En mars dernier, un roman co-écrit (à 20% environ) par une IA développée par des chercheurs japonais avait réussi à être présélectionnée pour un prix littéraire: à partir d’une trame narrative définie par les humains, l’IA avait écrit la nouvelle en sélectionnant des mots. Et le professeur Hitoshi Matsubara d’annoncer qu’il aimerait, au-delà «des domaines comme le Go», [rappelons qu’AlphaGo a battu le champion du monde en mars, près de dix ans après la victoire de Deep Blue sur Kasparov] «étendre le potentiel des IA pour qu’elles possèdent une créativité proche de celles des humains.»

L’effort est collectif. Google a par exemple décidé en mai de consacrer une équipe de recherche dédiée, nommée «Magenta», à la créativité dans l’IA, en commençant par la création musicale – une première mélodie de 90 secondes a été dévoilée en juin - avant de s’intéresser à l’image et la vidéo. Du côté des textes, des intelligences artificielles sont déjà capables de commenter des données météo à partir de données brutes, ou de vous donner l’actualité de la bourse beaucoup mieux que l’auteure de cet article.

Les écrivains, tous programmés? 

L’ère des robots écrivains est-elle alors un spectre si lointain ? Antoine Bello, l’auteur d’Ada (et de la trilogie des Falsificateurs), nous répond depuis les Etats-Unis, où il vit :

«Les rares productions existantes issues d’une IA ne sont pas terribles, bien sûr.  Dans deux ans, ce ne sera peut-être pas formidable, mais à plus long terme? Dans un siècle, les IA écriront plein de choses intéressantes, oui, je le pense. On finira par moins se soucier de qui est l’auteur, humain ou IA. On montrera à des étudiants deux films dont l’un a été écrit par une IA, et sans leur dire lequel, on leur demandera d’élire le meilleur…»

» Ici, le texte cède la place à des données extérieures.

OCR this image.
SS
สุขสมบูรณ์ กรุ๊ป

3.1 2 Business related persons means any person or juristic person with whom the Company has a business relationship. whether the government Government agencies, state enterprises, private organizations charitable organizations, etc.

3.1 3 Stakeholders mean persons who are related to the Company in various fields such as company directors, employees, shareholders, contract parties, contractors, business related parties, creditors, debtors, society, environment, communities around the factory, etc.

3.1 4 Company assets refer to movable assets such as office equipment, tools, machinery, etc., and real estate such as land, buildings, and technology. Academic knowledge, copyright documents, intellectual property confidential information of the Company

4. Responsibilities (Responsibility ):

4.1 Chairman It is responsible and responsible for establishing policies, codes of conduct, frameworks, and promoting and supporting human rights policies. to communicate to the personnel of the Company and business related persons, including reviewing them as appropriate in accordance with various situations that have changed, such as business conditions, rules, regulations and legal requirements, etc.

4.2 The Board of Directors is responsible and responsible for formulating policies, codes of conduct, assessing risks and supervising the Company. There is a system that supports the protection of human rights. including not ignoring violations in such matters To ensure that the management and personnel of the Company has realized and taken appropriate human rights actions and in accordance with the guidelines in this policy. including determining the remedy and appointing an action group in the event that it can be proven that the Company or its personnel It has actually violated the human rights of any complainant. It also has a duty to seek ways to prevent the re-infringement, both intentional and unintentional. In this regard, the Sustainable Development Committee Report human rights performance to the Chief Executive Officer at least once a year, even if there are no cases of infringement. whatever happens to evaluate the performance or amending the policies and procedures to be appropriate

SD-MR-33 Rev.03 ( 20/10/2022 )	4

Si l'auteur, qui s’intéresse au sujet depuis plus de vingt ans - «depuis 2001, l’Odyssée de l’espace (1968), depuis Asimov [célèbre pour avoir énoncé les trois lois de la robotique (1942)], entre autres» - croit tant à la possibilité d’une créativité artificielle, c’est qu’il ne cesse de s’interroger sur les fondements de la créativité… humaine.

Dans Ada, le policier, poussé dans ses retranchements par l'IA - avec laquelle il dialogue tout naturellement via un téléphone, une télévision…bien qu’elle n’ait aucune existence physique- en vient à douter: 

« On disait les ordinateurs conçus pour penser comme les humains: et si c’était les humains qui pensaient comme des ordinateurs?»

Antoine Bello renchérit:

«A chaque fois que je me mets à écrire, que mes doigts s’apprêtent à se mettre en mouvement, je me demande: d’où viennent ces mots ? De ma tête ? C’est plus compliqué que cela. Ce sont des mots que j’ai entendus ailleurs et que je recombine, selon des critères que j'ai également intégrés, sans parler de mes idées : tout a déjà été écrit des dizaines de fois et le sera encore,  à l'image de l’infinité de la Bibliothèque de Babel qu’imaginait Borges.»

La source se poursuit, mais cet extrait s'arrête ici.